O primeiro-ministro, Luís Montenegro, reconheceu que foi "provocatório" nas suas mais recentes declarações sobre o uso de auriculares por jornalistas, considerando, contudo, que a reação de vários quadrantes foi "manifestamente exagerada" e "descontextualizada". Segundo Montenegro, o objetivo era defender que "a cobertura de um evento ou acontecimento deve concentrar-se mais nisso e evitar a canibalização dos temas".
Num artigo de opinião publicado pelo semanário Expresso, na quinta-feira, Luís Montenegro justificou-se sobre as várias apreciações que fez sobre a atividade jornalística, na abertura da conferência 'O Futuro dos Media', especificamente o facto de ter lamentado ver jornalistas com "um auricular no qual lhe estão a soprar a pergunta que devem fazer".
Lembrando o plano que o Governo apresentou, com medidas "tendentes a valorizar o trabalho dos órgãos 'tradicionais' num quadro novo do ponto de vista tecnológico e concorrencial, ao mesmo tempo que visa incentivar e estimular o jornalismo 'puro'", Montenegro recordou no artigo de opinião que defendeu também que o "regime precisa tanto de bons políticos como de bons jornalistas", com "informação rigorosa, isenta e que não vá apenas atrás do tema do dia ".
"Dei como exemplo a própria conferência em que participava e aproveitei para reiterar que, em meu entender, a cobertura de um evento ou acontecimento deve concentrar-se mais nisso e evitar a canibalização dos temas que se afunilam na procura incessante pela reação do chamado 'assunto do dia'", escreveu.
Para exemplificar, o primeiro-ministro referiu que "nos últimos dois anos" se confrontou com isso mesmo "inúmeras vezes", quando percorreu, "com a imprensa, os 308 municípios do país". "Não raras vezes estava a falar de temas concretos, que na minha perspetiva eram relevantes (como, por exemplo, a política florestal ou a política da água), respondendo a perguntas pertinentes dos jornalistas, e, de repente, percebia que eles eram instados a mudar de tema e a fazer as perguntas que lhes eram solicitadas sobre o tal 'assunto do dia'", referiu, frisando ainda que também pediu ao "jornalismo puro' que não fosse atrás das ondas facciosas e desreguladas das redes sociais".
"Não desconheço a utilidade dos auriculares e dos telemóveis no exercício profissional dos jornalistas e também não desconheço a utilidade e o potencial das redes sociais, quando utilizadas com rigor. Eu próprio e os membros do meu Governo utilizamos esses aparelhos na nossa intercomunicação e as redes sociais como poderosa ferramenta de comunicação direta. A questão que abordei não era essa", defendeu, acrescentando que a sua "perspetiva foi sempre de valorização do papel insubstituível do jornalismo e da sua afirmação pela qualidade e responsabilidade".

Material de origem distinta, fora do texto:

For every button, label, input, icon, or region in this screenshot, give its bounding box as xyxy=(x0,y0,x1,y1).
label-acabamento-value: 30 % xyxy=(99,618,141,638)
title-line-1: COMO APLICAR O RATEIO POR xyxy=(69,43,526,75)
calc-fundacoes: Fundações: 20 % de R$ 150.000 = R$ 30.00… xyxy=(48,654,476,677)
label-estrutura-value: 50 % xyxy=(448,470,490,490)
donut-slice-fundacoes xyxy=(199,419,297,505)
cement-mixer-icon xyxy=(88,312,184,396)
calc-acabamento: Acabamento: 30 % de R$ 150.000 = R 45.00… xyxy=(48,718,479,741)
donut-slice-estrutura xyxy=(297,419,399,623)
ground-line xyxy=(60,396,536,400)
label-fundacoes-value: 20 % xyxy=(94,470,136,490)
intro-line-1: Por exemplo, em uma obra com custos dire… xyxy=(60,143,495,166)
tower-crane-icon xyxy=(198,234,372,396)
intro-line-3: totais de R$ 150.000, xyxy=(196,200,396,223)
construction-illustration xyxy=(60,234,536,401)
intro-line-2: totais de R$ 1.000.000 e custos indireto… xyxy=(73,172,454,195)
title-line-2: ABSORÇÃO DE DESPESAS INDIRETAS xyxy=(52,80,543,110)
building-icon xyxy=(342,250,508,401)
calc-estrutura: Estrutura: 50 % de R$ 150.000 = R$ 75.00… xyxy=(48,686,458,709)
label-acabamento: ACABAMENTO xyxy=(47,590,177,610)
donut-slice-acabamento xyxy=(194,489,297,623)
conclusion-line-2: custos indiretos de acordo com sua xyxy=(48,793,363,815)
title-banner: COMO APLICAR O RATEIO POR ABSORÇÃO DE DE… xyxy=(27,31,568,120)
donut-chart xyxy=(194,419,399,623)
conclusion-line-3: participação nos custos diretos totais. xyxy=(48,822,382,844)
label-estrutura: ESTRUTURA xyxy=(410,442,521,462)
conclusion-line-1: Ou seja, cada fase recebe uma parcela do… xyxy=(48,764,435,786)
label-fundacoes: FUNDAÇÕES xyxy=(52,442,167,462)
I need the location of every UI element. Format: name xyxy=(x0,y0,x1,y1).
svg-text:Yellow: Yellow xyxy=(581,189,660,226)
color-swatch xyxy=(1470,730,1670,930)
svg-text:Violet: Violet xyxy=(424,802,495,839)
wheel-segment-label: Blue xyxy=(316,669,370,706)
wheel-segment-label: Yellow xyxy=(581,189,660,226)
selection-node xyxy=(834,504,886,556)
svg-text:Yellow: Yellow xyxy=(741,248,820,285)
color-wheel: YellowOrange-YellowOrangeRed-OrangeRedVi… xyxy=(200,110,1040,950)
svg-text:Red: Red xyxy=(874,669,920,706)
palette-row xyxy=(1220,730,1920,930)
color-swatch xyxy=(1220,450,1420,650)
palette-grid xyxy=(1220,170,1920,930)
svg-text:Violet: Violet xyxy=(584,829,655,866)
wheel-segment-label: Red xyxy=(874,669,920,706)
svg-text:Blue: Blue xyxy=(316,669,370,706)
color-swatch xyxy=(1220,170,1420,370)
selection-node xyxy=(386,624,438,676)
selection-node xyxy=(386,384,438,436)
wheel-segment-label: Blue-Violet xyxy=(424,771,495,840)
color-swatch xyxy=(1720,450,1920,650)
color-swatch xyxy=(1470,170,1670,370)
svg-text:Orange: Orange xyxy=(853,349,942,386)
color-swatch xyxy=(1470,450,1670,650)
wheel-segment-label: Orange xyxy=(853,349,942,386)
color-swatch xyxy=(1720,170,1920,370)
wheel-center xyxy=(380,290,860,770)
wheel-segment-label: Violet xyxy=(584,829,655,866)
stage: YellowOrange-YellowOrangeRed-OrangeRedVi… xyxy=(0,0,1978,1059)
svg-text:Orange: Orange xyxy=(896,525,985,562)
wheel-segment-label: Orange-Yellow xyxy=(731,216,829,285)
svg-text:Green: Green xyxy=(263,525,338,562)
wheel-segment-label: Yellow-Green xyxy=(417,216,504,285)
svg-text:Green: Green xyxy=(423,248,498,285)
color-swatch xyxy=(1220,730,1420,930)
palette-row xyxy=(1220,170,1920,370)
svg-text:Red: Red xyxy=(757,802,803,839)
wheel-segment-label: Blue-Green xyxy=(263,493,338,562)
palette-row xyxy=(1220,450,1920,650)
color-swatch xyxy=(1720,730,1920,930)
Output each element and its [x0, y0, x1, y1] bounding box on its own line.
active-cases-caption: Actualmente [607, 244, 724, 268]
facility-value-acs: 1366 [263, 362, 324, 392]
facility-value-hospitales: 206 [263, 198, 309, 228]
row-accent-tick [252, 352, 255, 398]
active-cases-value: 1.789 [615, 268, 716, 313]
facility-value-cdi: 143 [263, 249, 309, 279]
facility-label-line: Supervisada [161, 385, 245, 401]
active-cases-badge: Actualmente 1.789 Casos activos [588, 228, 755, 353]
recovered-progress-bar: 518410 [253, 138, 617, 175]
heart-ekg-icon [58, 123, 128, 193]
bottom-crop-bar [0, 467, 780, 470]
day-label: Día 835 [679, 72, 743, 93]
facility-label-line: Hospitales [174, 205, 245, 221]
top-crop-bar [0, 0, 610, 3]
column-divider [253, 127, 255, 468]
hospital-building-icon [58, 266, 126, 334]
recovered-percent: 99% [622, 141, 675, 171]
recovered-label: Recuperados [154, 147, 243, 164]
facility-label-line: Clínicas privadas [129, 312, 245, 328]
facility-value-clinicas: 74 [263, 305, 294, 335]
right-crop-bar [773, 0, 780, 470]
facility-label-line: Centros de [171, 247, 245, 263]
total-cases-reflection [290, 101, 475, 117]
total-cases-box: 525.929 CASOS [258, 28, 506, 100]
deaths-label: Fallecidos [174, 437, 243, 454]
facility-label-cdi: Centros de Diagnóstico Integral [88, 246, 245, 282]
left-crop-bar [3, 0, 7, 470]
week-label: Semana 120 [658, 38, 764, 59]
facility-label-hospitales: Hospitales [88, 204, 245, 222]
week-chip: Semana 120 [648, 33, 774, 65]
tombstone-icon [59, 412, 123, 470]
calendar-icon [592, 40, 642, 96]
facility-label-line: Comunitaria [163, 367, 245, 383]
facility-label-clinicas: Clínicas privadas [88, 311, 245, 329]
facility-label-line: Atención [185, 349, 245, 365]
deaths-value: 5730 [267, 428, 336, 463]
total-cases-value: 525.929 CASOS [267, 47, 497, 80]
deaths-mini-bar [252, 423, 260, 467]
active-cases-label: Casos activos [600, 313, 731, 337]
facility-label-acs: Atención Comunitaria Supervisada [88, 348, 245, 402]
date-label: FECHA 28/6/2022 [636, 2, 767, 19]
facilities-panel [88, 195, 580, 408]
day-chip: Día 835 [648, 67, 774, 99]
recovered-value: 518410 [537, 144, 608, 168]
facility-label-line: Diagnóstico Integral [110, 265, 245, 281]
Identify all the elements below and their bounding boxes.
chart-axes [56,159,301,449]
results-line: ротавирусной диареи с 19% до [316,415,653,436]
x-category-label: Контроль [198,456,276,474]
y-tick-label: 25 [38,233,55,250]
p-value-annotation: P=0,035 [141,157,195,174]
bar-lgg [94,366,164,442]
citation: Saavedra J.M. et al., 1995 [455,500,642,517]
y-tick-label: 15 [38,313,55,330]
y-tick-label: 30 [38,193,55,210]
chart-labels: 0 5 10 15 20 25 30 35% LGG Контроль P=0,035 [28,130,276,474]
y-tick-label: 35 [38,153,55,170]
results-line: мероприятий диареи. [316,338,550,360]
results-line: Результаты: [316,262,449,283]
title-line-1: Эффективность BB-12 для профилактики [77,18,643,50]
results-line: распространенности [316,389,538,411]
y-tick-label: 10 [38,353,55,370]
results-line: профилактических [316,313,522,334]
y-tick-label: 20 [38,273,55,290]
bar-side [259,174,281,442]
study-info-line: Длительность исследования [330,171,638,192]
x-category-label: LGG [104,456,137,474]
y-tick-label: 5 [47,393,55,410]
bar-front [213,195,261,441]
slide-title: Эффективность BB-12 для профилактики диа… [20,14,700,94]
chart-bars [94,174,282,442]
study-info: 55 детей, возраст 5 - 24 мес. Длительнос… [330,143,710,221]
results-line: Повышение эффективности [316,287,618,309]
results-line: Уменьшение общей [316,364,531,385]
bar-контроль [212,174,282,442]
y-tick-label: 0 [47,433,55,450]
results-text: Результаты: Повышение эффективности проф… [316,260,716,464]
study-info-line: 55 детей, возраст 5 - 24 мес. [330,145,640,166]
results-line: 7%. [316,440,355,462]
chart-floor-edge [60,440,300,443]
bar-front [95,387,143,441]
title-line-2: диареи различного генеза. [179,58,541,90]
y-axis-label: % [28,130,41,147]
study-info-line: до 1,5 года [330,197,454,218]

"Aceito que fui provocatório q.b., mas a reação a que assisti de vários quadrantes, além de manifestamente exagerada, foi muito descontextualizada. Sim, porque havia um contexto", rematou.
Recorde-se que Governo apresentou, na terça-feira, o Plano de Ação para a Comunicação Social, no qual prevê a eliminação gradual da publicidade comercial na RTP até 2027, a compensar com "espaços de promoção de eventos e iniciativas culturais", é a maior novidade do plano, onde se prevê igualmente a revisão do contrato de concessão do serviço público, a fim de "modernizar" e "diferenciar" a televisão do Estado dos outros canais.
Na parte final da sua intervenção, durante a apresentação, o líder do Executivo abordou a questão sobre a valorização da carreira do jornalista, mas com algumas críticas em relação ao desempenho de alguns profissionais deste setor.
"Vou fazer aqui esta pequena provocação, não é para criticar ninguém em especial. É só para verem como é que eu, do lado cá, que também é a minha obrigação, me impressionam, seja pela positiva, seja pela negativa", advertiu, na altura.
A seguir foi direto ao assunto: "Uma das coisas que mais me impressiona hoje, quero dizer-vos aqui olhos nos olhos, é estar com seis ou sete câmaras à minha frente e ter os jornalistas a fazerem-me perguntas sobre determinado acontecimento e ver que a maior parte deles tem um auricular no qual lhe estão a soprar a pergunta que devem fazer. E outros à minha frente pegam no telefone e fazem a pergunta que já estava previamente feita", declarou.
"Assim, os senhores jornalistas não estão a valorizar a sua própria profissão, porque parece que está tudo teleguiado, está tudo predeterminado", criticou.